Art: Pioneer

2 minute read
TIME

Mary Quinn formed her taste in art early. Her taste was advanced. As a small girl she loved an impressionist landscape her aunt had painted before Impressionism existed. As an art teacher until she was 40, when she married Manhattan Lawyer Cornelius J. Sullivan, Mary Quinn kept buying the work of unknown artists. Once she stranded herself in Paris by spending every sou she had with her on a Rouault and a Segonzac. She never had resources like those of her good friends Abby Rockefeller and the late Lizzie P. Bliss, with whom she helped found the Museum of Modern Art in 1929. But Mary Quinn Sullivan’s pioneering judgment brought her a notable collection for a notably small sum.

Last week Mrs. Sullivan’s own collection of Cézannes, van Goghs, Toulouse-Lautrecs, Gauguins, Picassos, Derains, Modiglianis, Soutines and the rest was sold at Manhattan’s Parke-Bernet Galleries. It was the most important auction of modern art in a decade, and nearly every outstanding dealer and collector in the U. S. was there—except Mrs. Sullivan herself. Day before she had died quietly in her sleep.

Most perfect tribute to Mrs. Sullivan’s career was the sale itself. Total sum fetched by the 202 items: $148,730. Each noteworthy picture that passed across the velvet-draped stage brought a rustle of admiration. Rustles were frequent.
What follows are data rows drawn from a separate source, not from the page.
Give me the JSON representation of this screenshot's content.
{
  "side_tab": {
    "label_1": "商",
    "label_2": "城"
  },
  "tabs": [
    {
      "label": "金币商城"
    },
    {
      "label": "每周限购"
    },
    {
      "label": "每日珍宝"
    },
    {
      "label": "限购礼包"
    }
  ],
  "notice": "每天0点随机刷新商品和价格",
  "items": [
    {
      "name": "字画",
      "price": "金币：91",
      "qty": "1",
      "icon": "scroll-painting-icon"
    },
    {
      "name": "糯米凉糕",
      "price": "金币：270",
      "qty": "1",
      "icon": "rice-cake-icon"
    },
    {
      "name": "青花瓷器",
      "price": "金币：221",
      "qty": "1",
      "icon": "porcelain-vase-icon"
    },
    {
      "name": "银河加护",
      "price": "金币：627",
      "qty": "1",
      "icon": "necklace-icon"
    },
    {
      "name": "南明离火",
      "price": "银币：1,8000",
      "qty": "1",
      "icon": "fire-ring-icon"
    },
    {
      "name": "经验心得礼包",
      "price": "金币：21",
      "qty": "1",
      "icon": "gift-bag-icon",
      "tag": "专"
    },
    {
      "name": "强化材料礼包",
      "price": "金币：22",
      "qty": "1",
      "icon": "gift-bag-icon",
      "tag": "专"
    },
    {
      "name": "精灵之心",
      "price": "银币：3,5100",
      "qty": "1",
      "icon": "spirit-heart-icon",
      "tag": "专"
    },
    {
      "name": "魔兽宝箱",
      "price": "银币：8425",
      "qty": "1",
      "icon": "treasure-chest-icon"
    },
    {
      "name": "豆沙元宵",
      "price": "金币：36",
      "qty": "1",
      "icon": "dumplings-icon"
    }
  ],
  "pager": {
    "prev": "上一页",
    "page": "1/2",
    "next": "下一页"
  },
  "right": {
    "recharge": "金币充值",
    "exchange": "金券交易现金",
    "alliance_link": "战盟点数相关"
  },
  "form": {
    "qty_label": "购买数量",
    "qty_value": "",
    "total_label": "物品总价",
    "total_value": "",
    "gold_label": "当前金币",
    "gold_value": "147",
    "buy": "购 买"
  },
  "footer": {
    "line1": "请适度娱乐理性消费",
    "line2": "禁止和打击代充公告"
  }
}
More than its quality made the Sullivan sale significant. As the first major auction of modern French painting since dealers’ prices in this field skyrocketed in the ‘203, it gave ever-suspicious private buyers a line on whether prices had been puffed up unduly. With collectors making most of the high bids, dealers were vindicated. Chunky, art-loving Walter P. Chrysler Jr. set a new U. S. auction record for Cézanne by bidding $27,500 for a sombre portrait of Mme Cézanne. An anonymous collector paid $19,000 for van Gogh’s high-keyed portrait of Mile Ravoux, smeared on the canvas with a palette knife.

Other big prices: $2.500 for Rouault’s The Clown; $1,600 for Modigliani’s Lunia Czechowska; $3,500 for a Derain still life; $3,000 for a Redon flower piece. Collector Chrysler also bought small Picasso and Cézanne water colors for $1,350 and $1,625 respectively.